= History of the Hmong in North Carolina =

The Hmong people are a major ethnic group living in North Carolina. According to the American FactFinder, there were 10,864 Hmong living in North Carolina, with about 5,133 living in and around the Hickory–Lenoir–Morganton Metropolitan Statistical Area.

==History==

The history of Hmong immigration to the United States largely begins in the 1970s and 1980s after the Vietnam War. Our Lady of the Angels Catholic church in Marion, North Carolina sponsored two refugee families, and First Methodist Church followed suit. However, it was Rev. Allen McKinney of Marion's Garden Creek Baptist Church who was the driving force and encouraged larger resettlement to the region. Hmong families who had been resettled in areas like Fresno, California and Philadelphia soon joined relatives in North Carolina.

The Hmong were drawn to the mountainous part of Western North Carolina due to its geographic similarity to Laos. Additionally, many found manufacturing work at sites around the region.

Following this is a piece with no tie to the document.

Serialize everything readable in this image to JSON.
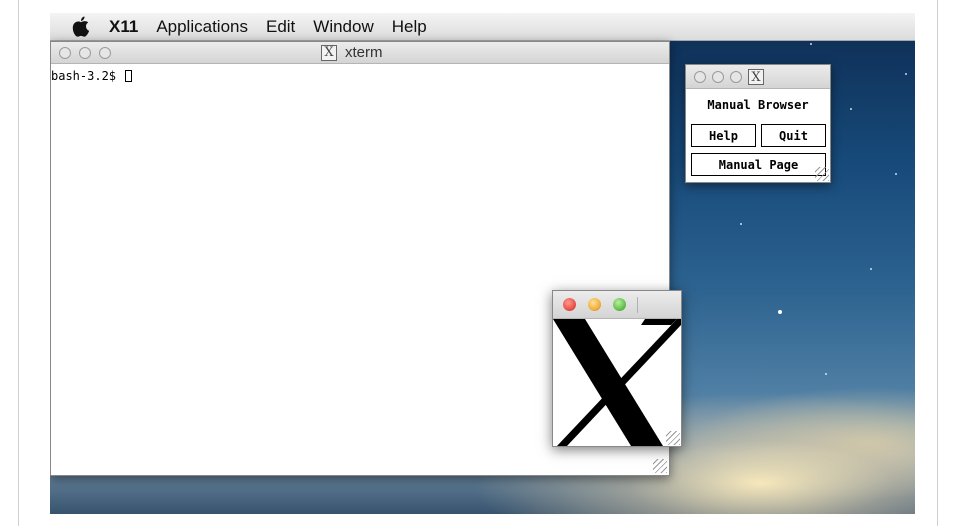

The arrival of the Hmong to North Carolina was not without its challenges. Some locals viewed the refugees with suspicion, and rumors about the Hmong spread in the community. Rev. McKinney, working closely with Hmong community leader Kue Chaw, helped address these misconceptions.

==Today==
Today the Hmong are an important part of the cultural and economic makeup of the region, with their own churches, restaurants and markets. North Carolina now has the fourth largest Hmong population in the United States, behind California, Minnesota and Wisconsin. Many second-generation immigrants have encouraged their peers and younger generations to pursue higher education. University of North Carolina, Greensboro, University of North Carolina, Charlotte and Appalachian State University all have Hmong Student Associations on campus to help build community. Additionally, DigitalNC, a project of the state Department of Natural and Cultural Resources, UNC Chapel Hill Library, and the North Carolina Digital Heritage Center initiated a project called Hmong Keeb Kwm: The Hmong Heritage Project. This project is aimed at maintaining the special history of the Hmong in North Carolina.